Third, Congress may assign the executive and judicial branches certain non-legislative responsibilities. While the Constitution vests all federal legislative power in Congress alone, Congress’s legislative authority sometimes overlaps with authority the Constitution separately
vests in another branch. So, for example, when a congressional statute confers wide discretion to the executive, no separation-of-powers problem may arise if “the discretion is to be exercised over matters already within the scope of executive power.”
Again, the dissenters are deferring to longstanding precedent.
So, what’s the fuss?
The argument is long and defies excerpting here but it boils down to the “intelligible principle” doctrine laid down in a 1925 case called J. W. Hampton, Jr., & Co. v. United States and its subsequent interpretation.
[W]hen Chief Justice Taft wrote of an “intelligible principle,” it
seems plain enough that he sought only to explain the operation of these traditional tests; he gave no hint of a wish to overrule or revise them
Basically, the dissenters think we should go back to those core principles and be wary of delegation that doesn’t fall within them. They believe the Court has become too lenient in applying the “intelligible principle” doctrine and thus allowed Congress to delegate actual policymaking judgment to the executive bureaucracy—a bridge too far.
The case law in question is sufficiently outside my scope of expertise that I don’t have a strong opinion as to whether that’s true or whether this revised thinking would too narrowly constrain Congress. But it’s not the radical undoing that Gersen suggests.
The main idea of the non-delegation doctrine is that any law that is enforced against citizens must be approved by Congress. It’s not enough for Congress to say, “We should have a law on this subject and someone else will write and enforce it.” But this formulation is a rhetorical parlor trick. When building a house, one may have a strong idea of the kind of house one wants, but most of us have neither the knowledge nor the desire to make the thousands of key decisions about how to safely construct it. Those decisions are sensibly delegated to a contractor and an architect. A rule forbidding any delegation of that sort makes for very different, more rudimentary, building, and probably many fewer buildings built.

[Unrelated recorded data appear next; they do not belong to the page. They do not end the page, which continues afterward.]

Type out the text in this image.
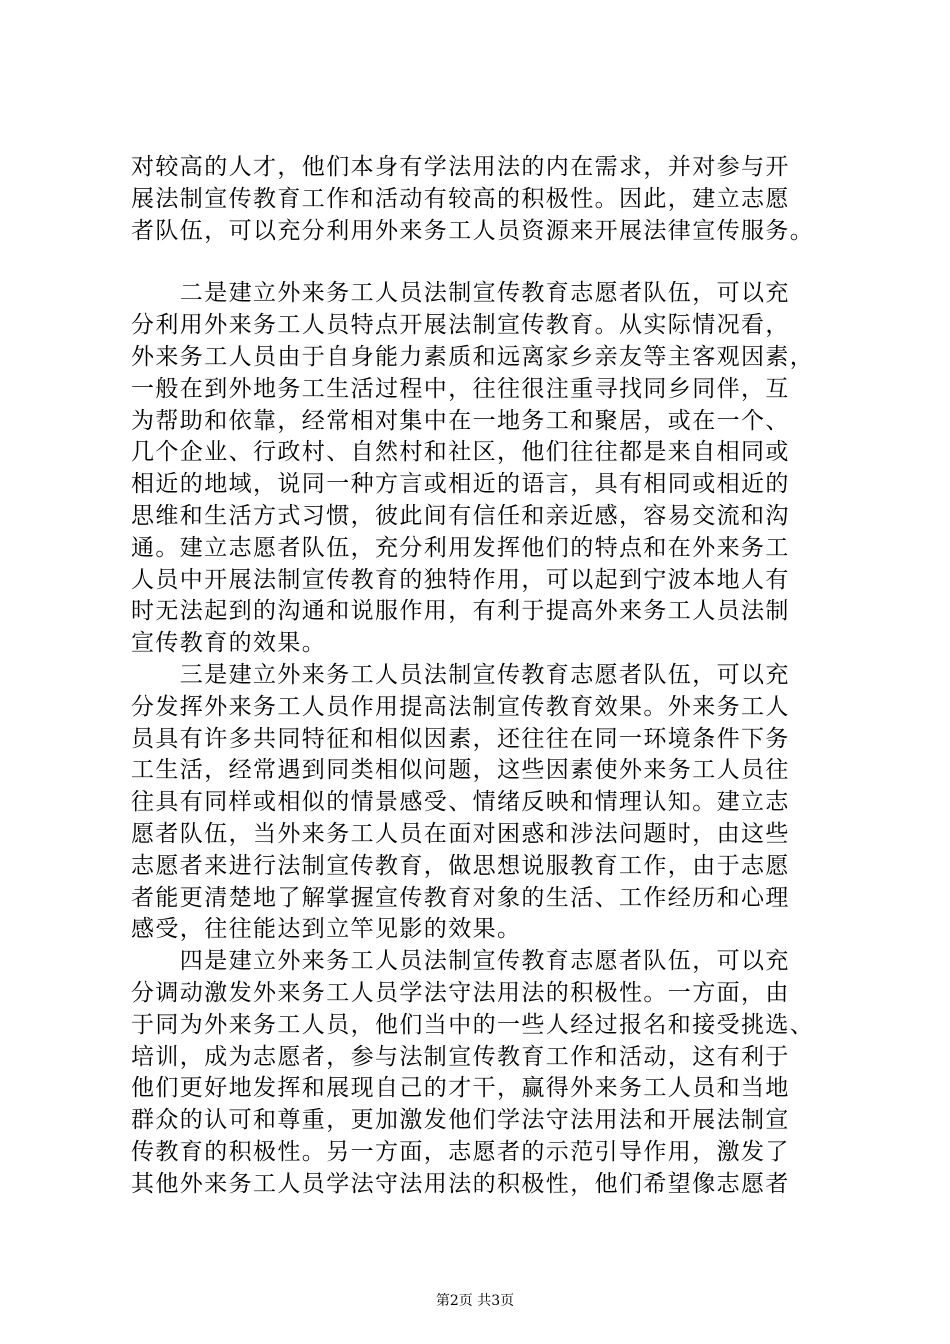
对较高的人才，他们本身有学法用法的内在需求，并对参与开
展法制宣传教育工作和活动有较高的积极性。因此，建立志愿
者队伍，可以充分利用外来务工人员资源来开展法律宣传服务。
　　二是建立外来务工人员法制宣传教育志愿者队伍，可以充
分利用外来务工人员特点开展法制宣传教育。从实际情况看，
外来务工人员由于自身能力素质和远离家乡亲友等主客观因素，
一般在到外地务工生活过程中，往往很注重寻找同乡同伴，互
为帮助和依靠，经常相对集中在一地务工和聚居，或在一个、
几个企业、行政村、自然村和社区，他们往往都是来自相同或
相近的地域，说同一种方言或相近的语言，具有相同或相近的
思维和生活方式习惯，彼此间有信任和亲近感，容易交流和沟
通。建立志愿者队伍，充分利用发挥他们的特点和在外来务工
人员中开展法制宣传教育的独特作用，可以起到宁波本地人有
时无法起到的沟通和说服作用，有利于提高外来务工人员法制
宣传教育的效果。
　　三是建立外来务工人员法制宣传教育志愿者队伍，可以充
分发挥外来务工人员作用提高法制宣传教育效果。外来务工人
员具有许多共同特征和相似因素，还往往在同一环境条件下务
工生活，经常遇到同类相似问题，这些因素使外来务工人员往
往具有同样或相似的情景感受、情绪反映和情理认知。建立志
愿者队伍，当外来务工人员在面对困惑和涉法问题时，由这些
志愿者来进行法制宣传教育，做思想说服教育工作，由于志愿
者能更清楚地了解掌握宣传教育对象的生活、工作经历和心理
感受，往往能达到立竿见影的效果。
　　四是建立外来务工人员法制宣传教育志愿者队伍，可以充
分调动激发外来务工人员学法守法用法的积极性。一方面，由
于同为外来务工人员，他们当中的一些人经过报名和接受挑选、
培训，成为志愿者，参与法制宣传教育工作和活动，这有利于
他们更好地发挥和展现自己的才干，赢得外来务工人员和当地
群众的认可和尊重，更加激发他们学法守法用法和开展法制宣
传教育的积极性。另一方面，志愿者的示范引导作用，激发了
其他外来务工人员学法守法用法的积极性，他们希望像志愿者
第2页 共3页
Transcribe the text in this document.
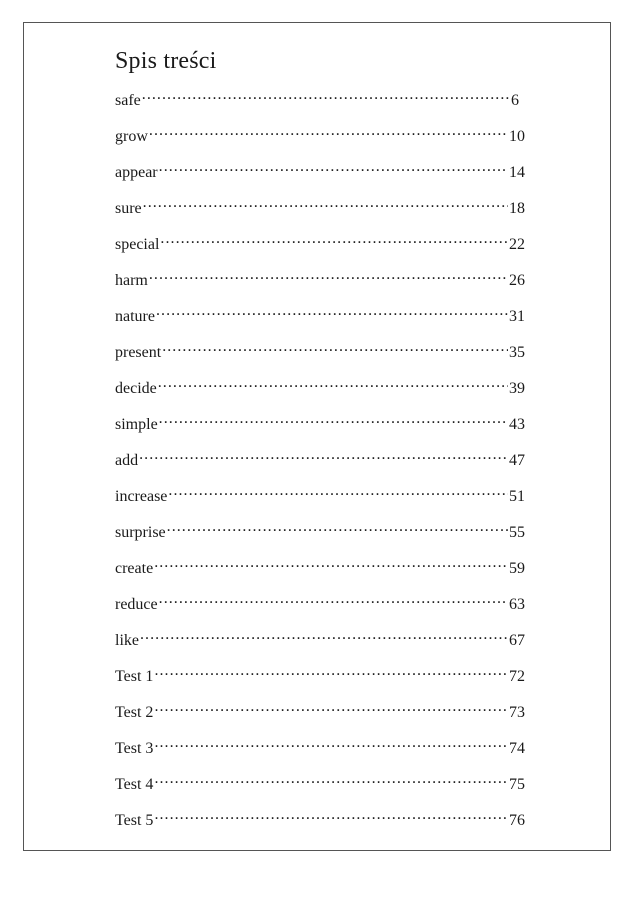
Spis treści
safe .....	6
grow .....	10
appear .....	14
sure .....	18
special .....	22
harm .....	26
nature .....	31
present .....	35
decide .....	39
simple .....	43
add .....	47
increase .....	51
surprise .....	55
create .....	59
reduce .....	63
like .....	67
Test 1 .....	72
Test 2 .....	73
Test 3 .....	74
Test 4 .....	75
Test 5 .....	76
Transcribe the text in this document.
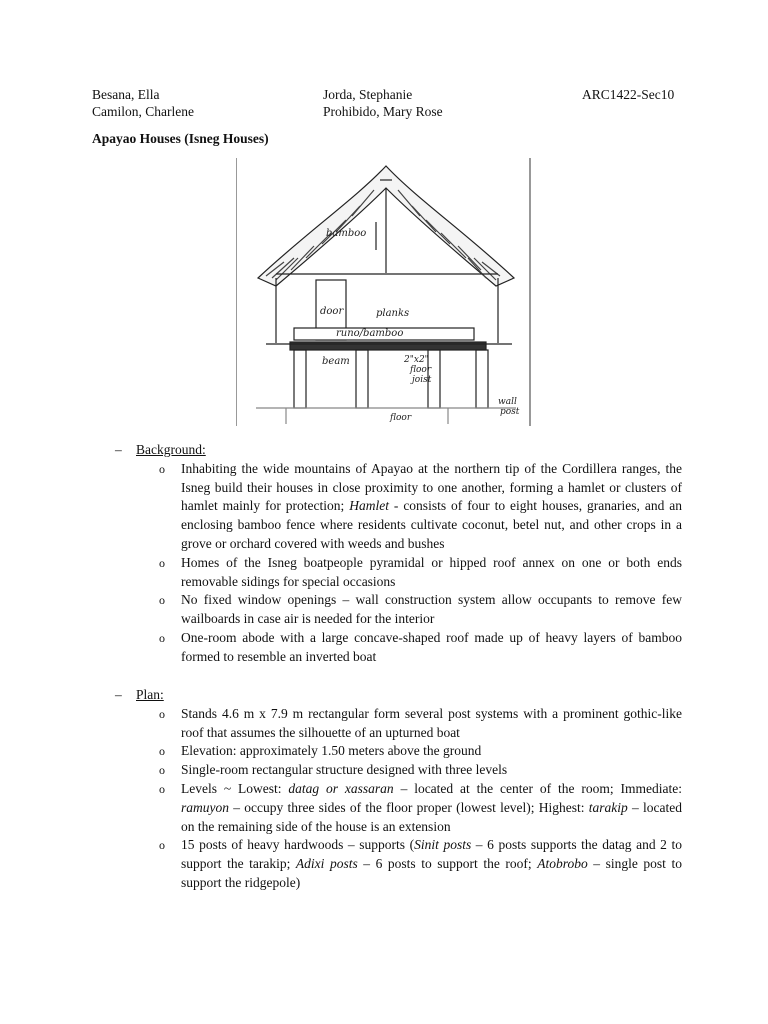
Besana, Ella
Camilon, Charlene
Jorda, Stephanie
Prohibido, Mary Rose
ARC1422-Sec10
Apayao Houses (Isneg Houses)
bamboo
door	planks
runo/bamboo
beam	2"x2"
floor
joist
floor
wall
post
– Background:
o Inhabiting the wide mountains of Apayao at the northern tip of the Cordillera ranges, the Isneg build their houses in close proximity to one another, forming a hamlet or clusters of hamlet mainly for protection; Hamlet - consists of four to eight houses, granaries, and an enclosing bamboo fence where residents cultivate coconut, betel nut, and other crops in a grove or orchard covered with weeds and bushes
o Homes of the Isneg boatpeople pyramidal or hipped roof annex on one or both ends removable sidings for special occasions
o No fixed window openings – wall construction system allow occupants to remove few wailboards in case air is needed for the interior
o One-room abode with a large concave-shaped roof made up of heavy layers of bamboo formed to resemble an inverted boat
– Plan:
o Stands 4.6 m x 7.9 m rectangular form several post systems with a prominent gothic-like roof that assumes the silhouette of an upturned boat
o Elevation: approximately 1.50 meters above the ground
o Single-room rectangular structure designed with three levels
o Levels ~ Lowest: datag or xassaran – located at the center of the room; Immediate: ramuyon – occupy three sides of the floor proper (lowest level); Highest: tarakip – located on the remaining side of the house is an extension
o 15 posts of heavy hardwoods – supports (Sinit posts – 6 posts supports the datag and 2 to support the tarakip; Adixi posts – 6 posts to support the roof; Atobrobo – single post to support the ridgepole)
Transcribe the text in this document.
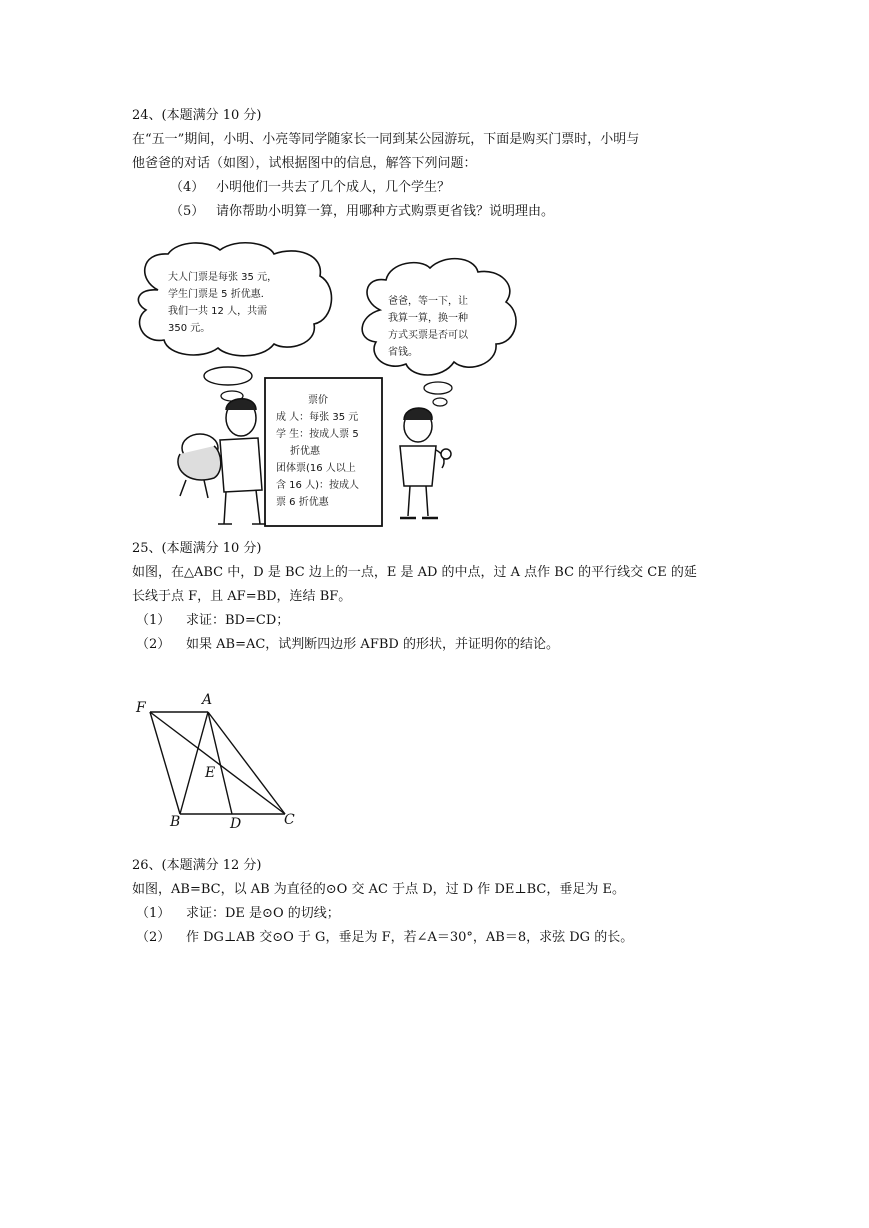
24、(本题满分 10 分)
在“五一”期间，小明、小亮等同学随家长一同到某公园游玩，下面是购买门票时，小明与
他爸爸的对话（如图），试根据图中的信息，解答下列问题：
（4） 小明他们一共去了几个成人，几个学生？
（5） 请你帮助小明算一算，用哪种方式购票更省钱？说明理由。
大人门票是每张 35 元，
学生门票是 5 折优惠．
我们一共 12 人，共需
350 元。
爸爸，等一下，让
我算一算，换一种
方式买票是否可以
省钱。
票价
成 人：每张 35 元
学 生：按成人票 5
折优惠
团体票(16 人以上
含 16 人)：按成人
票 6 折优惠
25、(本题满分 10 分)
如图，在△ABC 中，D 是 BC 边上的一点，E 是 AD 的中点，过 A 点作 BC 的平行线交 CE 的延
长线于点 F，且 AF=BD，连结 BF。
（1） 求证：BD=CD；
（2） 如果 AB=AC，试判断四边形 AFBD 的形状，并证明你的结论。
F	A
E
B	D	C
26、(本题满分 12 分)
如图，AB=BC，以 AB 为直径的⊙O 交 AC 于点 D，过 D 作 DE⊥BC，垂足为 E。
（1） 求证：DE 是⊙O 的切线；
（2） 作 DG⊥AB 交⊙O 于 G，垂足为 F，若∠A＝30°，AB＝8，求弦 DG 的长。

I’m not persuaded that this analogy is correct or, more importantly, that the application of the three principles Gorsuch points to wouldn’t permit Congress to subcontract in this fashion.
The more robust non-delegation doctrine that the conservative Justices desire would mean a change in the nature and scope of the federal government’s role in our lives. Conservatives favor making it difficult for the federal government to regulate, because, when it does, it risks impinging on our liberties. And, if the federal government does less, states may do more. The impact of this change will ultimately depend on which elected officials are in power, and that is really up to us, not the Supreme Court.
Again, I’m insufficiently expert to know how severe the impact would be. The three articulated and longstanding principles strike me as allowing rather robust delegation of the details so long as the broad policy is set by Congress.
Further, to the extent that delegation violates the provisions of the Constitution, it really is up to the Supreme Court, not to us and our elected officials, to draw the line.